He found varieties of tomatoes that were resistant to worms and some that easily fell off the vine.

Despite the increased popularity of tomatoes, they were still a difficult crop to produce because they were very difficult to harvest. They had to be harvested by hand because the skins were so thin that they could easily be damaged. 

In the late 1950s, ??Jack Hanna, a botanist at the University of California at Davis, developed a new varietal of tomato that had a thicker skin. This innovation allowed for tomatoes to be grown that could be harvested by machine, something which hadn’t been possible before. 

Despite the advances made in tomato cultivation, there have been problems with the development of modern tomatoes. They were bred to encourage certain traits to make them easier to grow and harvest. The one thing they weren’t necessarily selectively bred for was taste.

This has led to a resurgence in the growth of heritage varietals, which usually taste much better than the ones grown for commercial use. 
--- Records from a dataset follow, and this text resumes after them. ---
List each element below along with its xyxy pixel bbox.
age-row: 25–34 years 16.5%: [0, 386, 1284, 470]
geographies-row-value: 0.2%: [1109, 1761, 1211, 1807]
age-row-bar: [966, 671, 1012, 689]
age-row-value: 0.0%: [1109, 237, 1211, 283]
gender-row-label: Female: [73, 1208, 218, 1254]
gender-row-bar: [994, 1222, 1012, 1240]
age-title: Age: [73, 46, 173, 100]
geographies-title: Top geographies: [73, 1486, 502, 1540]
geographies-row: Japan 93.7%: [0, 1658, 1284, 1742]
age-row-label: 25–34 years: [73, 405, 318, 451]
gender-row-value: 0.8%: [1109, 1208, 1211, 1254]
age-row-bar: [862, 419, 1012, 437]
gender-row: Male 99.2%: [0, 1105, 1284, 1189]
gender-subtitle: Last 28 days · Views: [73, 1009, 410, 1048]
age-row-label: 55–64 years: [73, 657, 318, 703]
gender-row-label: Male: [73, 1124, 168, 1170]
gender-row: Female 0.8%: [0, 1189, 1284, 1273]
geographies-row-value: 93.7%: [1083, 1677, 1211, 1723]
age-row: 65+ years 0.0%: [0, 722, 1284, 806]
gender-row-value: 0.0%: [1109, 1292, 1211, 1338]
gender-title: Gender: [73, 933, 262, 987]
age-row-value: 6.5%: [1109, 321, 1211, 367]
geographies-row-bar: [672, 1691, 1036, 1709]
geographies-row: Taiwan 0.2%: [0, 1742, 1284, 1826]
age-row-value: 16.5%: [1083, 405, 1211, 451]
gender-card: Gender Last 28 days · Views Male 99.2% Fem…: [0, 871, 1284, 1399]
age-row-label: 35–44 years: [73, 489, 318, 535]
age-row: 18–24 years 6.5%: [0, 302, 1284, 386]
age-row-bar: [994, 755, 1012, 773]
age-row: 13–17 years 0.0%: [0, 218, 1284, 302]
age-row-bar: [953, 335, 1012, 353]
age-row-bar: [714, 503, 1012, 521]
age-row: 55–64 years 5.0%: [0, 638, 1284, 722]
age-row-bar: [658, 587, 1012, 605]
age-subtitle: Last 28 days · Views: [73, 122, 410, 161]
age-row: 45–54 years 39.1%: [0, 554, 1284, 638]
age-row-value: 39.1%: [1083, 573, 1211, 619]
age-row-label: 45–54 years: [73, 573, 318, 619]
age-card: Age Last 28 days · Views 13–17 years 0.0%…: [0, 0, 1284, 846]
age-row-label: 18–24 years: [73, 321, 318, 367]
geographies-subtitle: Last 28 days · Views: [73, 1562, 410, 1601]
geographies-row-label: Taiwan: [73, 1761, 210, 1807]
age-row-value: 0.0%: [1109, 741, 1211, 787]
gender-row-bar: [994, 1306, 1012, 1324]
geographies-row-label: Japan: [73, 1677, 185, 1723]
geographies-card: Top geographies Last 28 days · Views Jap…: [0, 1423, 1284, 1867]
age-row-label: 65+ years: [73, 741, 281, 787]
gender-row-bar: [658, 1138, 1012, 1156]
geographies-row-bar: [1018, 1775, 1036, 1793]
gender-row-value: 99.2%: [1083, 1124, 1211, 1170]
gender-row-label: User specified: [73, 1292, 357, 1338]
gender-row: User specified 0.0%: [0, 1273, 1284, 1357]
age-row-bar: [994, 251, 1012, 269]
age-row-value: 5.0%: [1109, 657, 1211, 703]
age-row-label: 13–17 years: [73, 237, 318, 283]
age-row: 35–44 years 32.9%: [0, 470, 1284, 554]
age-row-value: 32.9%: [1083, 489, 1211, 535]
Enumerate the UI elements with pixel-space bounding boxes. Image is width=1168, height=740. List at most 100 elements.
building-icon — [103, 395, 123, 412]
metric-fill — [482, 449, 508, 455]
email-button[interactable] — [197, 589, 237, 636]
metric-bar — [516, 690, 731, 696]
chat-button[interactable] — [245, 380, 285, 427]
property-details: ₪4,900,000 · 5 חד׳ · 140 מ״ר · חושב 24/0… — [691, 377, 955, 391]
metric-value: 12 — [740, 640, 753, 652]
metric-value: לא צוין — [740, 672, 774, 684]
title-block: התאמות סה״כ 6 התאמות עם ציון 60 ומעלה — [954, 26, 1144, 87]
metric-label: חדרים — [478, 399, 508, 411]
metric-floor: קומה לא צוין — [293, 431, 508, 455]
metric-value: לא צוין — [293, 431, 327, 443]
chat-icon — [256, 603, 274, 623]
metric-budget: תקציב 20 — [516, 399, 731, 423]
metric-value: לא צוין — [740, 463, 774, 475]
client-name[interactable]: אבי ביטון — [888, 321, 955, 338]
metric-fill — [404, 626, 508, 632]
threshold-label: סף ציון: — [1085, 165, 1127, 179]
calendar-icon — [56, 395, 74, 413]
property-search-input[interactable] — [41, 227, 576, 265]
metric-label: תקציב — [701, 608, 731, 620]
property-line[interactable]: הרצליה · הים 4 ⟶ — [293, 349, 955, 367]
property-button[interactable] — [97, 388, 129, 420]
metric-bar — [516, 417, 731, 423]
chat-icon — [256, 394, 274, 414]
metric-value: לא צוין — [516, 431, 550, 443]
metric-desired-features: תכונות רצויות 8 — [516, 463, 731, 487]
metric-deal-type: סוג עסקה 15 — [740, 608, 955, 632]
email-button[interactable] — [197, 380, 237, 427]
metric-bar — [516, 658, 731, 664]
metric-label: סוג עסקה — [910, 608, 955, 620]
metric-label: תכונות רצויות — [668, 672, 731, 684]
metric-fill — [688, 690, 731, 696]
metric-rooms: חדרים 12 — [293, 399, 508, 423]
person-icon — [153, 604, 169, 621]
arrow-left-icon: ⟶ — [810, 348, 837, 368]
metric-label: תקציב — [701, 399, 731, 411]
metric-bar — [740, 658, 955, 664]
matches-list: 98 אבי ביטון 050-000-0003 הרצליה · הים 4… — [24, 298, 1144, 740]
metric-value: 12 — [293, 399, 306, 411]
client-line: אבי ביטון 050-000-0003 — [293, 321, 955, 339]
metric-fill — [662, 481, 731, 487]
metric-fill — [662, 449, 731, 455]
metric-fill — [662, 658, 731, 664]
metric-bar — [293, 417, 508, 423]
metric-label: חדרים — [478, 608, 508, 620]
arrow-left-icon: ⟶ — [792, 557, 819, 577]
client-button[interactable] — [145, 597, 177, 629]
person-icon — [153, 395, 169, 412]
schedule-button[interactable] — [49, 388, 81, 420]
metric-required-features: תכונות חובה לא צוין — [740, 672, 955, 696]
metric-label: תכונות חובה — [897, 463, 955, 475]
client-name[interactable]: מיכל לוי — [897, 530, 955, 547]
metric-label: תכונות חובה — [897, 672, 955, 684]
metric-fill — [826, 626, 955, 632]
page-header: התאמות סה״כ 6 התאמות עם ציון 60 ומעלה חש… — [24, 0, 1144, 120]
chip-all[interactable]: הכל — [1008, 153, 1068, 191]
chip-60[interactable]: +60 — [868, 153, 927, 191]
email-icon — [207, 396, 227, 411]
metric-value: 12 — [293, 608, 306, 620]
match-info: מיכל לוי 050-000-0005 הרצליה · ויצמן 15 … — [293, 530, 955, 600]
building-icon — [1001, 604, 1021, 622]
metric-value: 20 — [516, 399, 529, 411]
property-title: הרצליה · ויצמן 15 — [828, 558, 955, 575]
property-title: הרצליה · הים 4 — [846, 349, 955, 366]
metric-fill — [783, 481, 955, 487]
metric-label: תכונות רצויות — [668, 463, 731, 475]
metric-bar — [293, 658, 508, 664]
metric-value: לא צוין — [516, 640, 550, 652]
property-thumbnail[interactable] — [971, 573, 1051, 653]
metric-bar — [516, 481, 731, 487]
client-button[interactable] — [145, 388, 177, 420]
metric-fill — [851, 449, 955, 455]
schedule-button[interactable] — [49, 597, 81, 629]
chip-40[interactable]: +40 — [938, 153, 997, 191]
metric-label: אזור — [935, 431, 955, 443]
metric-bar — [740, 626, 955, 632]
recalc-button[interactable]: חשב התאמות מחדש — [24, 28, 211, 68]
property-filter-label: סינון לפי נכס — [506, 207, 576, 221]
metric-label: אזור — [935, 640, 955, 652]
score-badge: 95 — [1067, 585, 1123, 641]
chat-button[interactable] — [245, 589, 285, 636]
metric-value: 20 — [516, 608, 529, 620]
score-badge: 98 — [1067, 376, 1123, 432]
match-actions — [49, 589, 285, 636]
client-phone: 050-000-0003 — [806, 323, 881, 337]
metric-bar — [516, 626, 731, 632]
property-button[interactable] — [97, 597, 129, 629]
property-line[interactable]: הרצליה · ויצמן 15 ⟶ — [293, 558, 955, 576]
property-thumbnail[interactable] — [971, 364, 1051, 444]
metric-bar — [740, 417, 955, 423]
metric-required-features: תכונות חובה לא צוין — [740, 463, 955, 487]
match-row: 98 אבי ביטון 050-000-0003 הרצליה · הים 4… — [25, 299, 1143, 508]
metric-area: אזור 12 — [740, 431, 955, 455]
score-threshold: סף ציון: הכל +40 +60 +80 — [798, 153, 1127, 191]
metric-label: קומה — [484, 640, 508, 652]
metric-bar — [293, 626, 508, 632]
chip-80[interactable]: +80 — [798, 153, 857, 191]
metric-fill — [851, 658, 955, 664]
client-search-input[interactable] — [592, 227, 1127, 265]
One of the unique properties of tomatoes is that they are uniquely suited to be grown in greenhouses. There is now a small industry in hydroponically grown tomatoes that can be grown year-round, even in cold climates. 

Today, tomatoes are the second most popular culinary vegetable in the world, behind only potatoes. 

The global tomato harvest is worth about $197 billion dollars annually, representing almost 190 million metric tons. The world’s largest producers are China, India, Turkey, and the United States. 

Tomatoes aren’t just a staple of Italian cuisine but can be found in foods all over the world in cuisines as diverse as Mexico, Morocco, and even China. One of the most popular condiments in the world is ketchup, and one of the most valuable in sales is salsa, which is also tomato-based. 

One of the world’s biggest tomato festivals can be found every year outside of Valencia, Spain…La Tomatina. 

La Tomatina is the world’s largest tomato fight, with thousands of people throwing truckloads of tomatoes at each other every year at the end of August.

Tomatoes have had a very strange history. They went from being completely unknown outside of a small section of the Americas to being feared as being a poisonous plant to becoming one of the most popular foods in the world.